Depersonalisasi dan Meditasi
Efek depersonalisasi terhadap penyalahgunaan ganja yang dapat membuat seseorang kehilangan rasa memiliki identitas pribadi, atau rasa ketidak melekatan di dalam diri antara pikiran dan tubuh, pun akhirnya dimaknai sebagai hal yang negatif. Padahal proses depersonalisasi sangat berkaitan dengan praktek meditasi.
Jurnal studi penelitian yang diterbitkan National Institute of Health (NIH), berjudul ‘Depersonalization and meditation’ menemukan bahwa praktek meditasi dapat menyebabkan depersonalisasi. Ini membuktikan bagaimana efek penggunaan ganja rekreasional berhubungan dengan keadaan meditatif, dengan memengaruhi keadaan konektivitas dinamis otak.
Studi penelitian juga menemukan bahwa pengalaman depersonalisasi seseorang dalam meditasi, sangat menentukan apakah kecemasan itu hadir sebagai bagian dari pengalaman batin. Dan menyatakan tidak perlu merasakan kecemasan atau gangguan dalam fungsi sosial dan pekerjaan sebagai akibat dari depersonalisasi.
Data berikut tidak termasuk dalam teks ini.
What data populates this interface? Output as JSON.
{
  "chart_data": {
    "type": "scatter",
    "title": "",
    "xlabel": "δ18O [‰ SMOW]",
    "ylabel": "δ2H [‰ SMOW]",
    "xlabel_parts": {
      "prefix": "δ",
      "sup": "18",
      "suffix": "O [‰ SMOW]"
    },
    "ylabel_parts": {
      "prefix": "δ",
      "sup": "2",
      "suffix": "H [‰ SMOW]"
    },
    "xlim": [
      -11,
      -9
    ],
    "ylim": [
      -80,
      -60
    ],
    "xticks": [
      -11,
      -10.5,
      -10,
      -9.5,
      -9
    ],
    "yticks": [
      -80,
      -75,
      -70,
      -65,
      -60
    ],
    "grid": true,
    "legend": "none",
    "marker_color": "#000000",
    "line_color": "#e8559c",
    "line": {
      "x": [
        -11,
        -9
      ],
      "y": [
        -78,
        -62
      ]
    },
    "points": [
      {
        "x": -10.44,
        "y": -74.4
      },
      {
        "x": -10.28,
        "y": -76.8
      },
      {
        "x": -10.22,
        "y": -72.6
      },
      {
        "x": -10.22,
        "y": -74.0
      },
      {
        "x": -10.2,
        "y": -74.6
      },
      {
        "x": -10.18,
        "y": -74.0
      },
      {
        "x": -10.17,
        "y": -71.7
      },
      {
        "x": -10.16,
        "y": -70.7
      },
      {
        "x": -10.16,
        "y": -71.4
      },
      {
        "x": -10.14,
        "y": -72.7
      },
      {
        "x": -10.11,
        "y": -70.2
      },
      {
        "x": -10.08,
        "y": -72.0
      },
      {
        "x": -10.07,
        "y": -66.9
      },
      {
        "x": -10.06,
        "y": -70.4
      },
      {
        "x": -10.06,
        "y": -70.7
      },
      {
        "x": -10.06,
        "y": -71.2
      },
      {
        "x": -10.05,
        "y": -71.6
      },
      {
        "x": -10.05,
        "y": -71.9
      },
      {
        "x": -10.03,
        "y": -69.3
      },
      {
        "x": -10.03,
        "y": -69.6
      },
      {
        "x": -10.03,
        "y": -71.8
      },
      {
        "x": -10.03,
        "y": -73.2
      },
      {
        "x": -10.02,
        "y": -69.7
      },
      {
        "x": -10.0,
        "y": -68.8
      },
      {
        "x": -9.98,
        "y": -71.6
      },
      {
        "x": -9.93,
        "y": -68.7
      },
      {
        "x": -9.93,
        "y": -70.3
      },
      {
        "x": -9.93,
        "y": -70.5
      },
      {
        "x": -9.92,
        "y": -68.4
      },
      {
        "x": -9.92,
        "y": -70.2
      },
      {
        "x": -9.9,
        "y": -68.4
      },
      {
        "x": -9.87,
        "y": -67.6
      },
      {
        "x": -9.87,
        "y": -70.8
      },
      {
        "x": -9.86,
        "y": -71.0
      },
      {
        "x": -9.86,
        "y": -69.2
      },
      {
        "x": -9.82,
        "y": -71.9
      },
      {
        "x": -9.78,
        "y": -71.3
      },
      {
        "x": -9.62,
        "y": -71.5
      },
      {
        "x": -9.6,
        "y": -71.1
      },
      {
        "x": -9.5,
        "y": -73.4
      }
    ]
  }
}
Meditasi melatih menumbuhkan kesadaran dengan mengamati objek yang paling sederhana, yaitu diri sendiri, termasuk mengamati pikiran dan tubuh dengan memberi jarak. Sehingga seseorang dapat menemukan kesadaran baru melampaui hal yang diterima oleh pikiran dan indra manusia yang dibangun oleh ketidaksadaran.
Mengubah Paradigma
Dalam keadaan meditatif, dengan memberi jarak antara diri (self) dengan pikiran dan tubuh, memungkinkan untuk menghasilkan suatu kesadaran baru, yang bukan datang dari imajinasi dan indra (pikiran dan tubuh), tetapi dari pemahaman akan ketiadaan itu sendiri. Pemahaman ini bukan diartikan sebagai sebuah kebenaran, tetapi pemahaman yang memiliki dasar kebenaran.
Menurut Descartes dalam bukunya berjudul Discourse on Method and Meditations on First Philosophy, bahwasanya manusia memiliki keterbatasan (finite) sehingga pemahaman manusia tidak dapat dipastikan benar. Akan tetapi, dengan dapat memahami sesuatu kebenaran dengan jernih dan tanpa bias lewat meditasi, ini membenarkan bahwa benih ketidakterbatasan (infinite) yang bersifat abstrak, hidup di akal manusia sebagai bentuk yang paling adil dimiliki oleh setiap manusia dengan merata.
Ini bisa dibuktikan dari melihat bagaimana semua orang berpikir dirinya dikarunai dengan akal yang berlimpah, dan ini juga berlaku untuk seseorang yang merasa cukup, karena kecukupan ini akan menjadi bukti sebagai pendukung untuk membentuk penilaian yang baik, memisahkan yang benar dan salah, dan sebagai pembenaran bahwa akal di distribusi merata untuk setiap manusia.
Dengan mengamati diri sendiri (self) sebagai objek sekaligus sebagai bentuk refleksi diri, kita akan memahami bahwa sebagai makhluk yang terbatas, maka manusia memiliki sifat ketergantungan yang membenarkan bahwa manusia adalah bagian dari alam itu sendiri, dimana prinsip beketergantungan dan menjaga itu melekat dalam diri manusia.
Seharusnya dalam isu pemanfaatan ganja, hal yang perlu diberi perhatian bukanlah memisahkan penggunaan rekreasional dan medis atau menentukan penggunaan yang benar dan salah. Melainkan bagaimana memanfaatkan ganja sebagai alat untuk mendorong kesejahteraan hidup manusia, karena dalam tumbuhan ganja terdapat spirit of master plant yang membawa pengetahuan (wisdom) untuk manusia.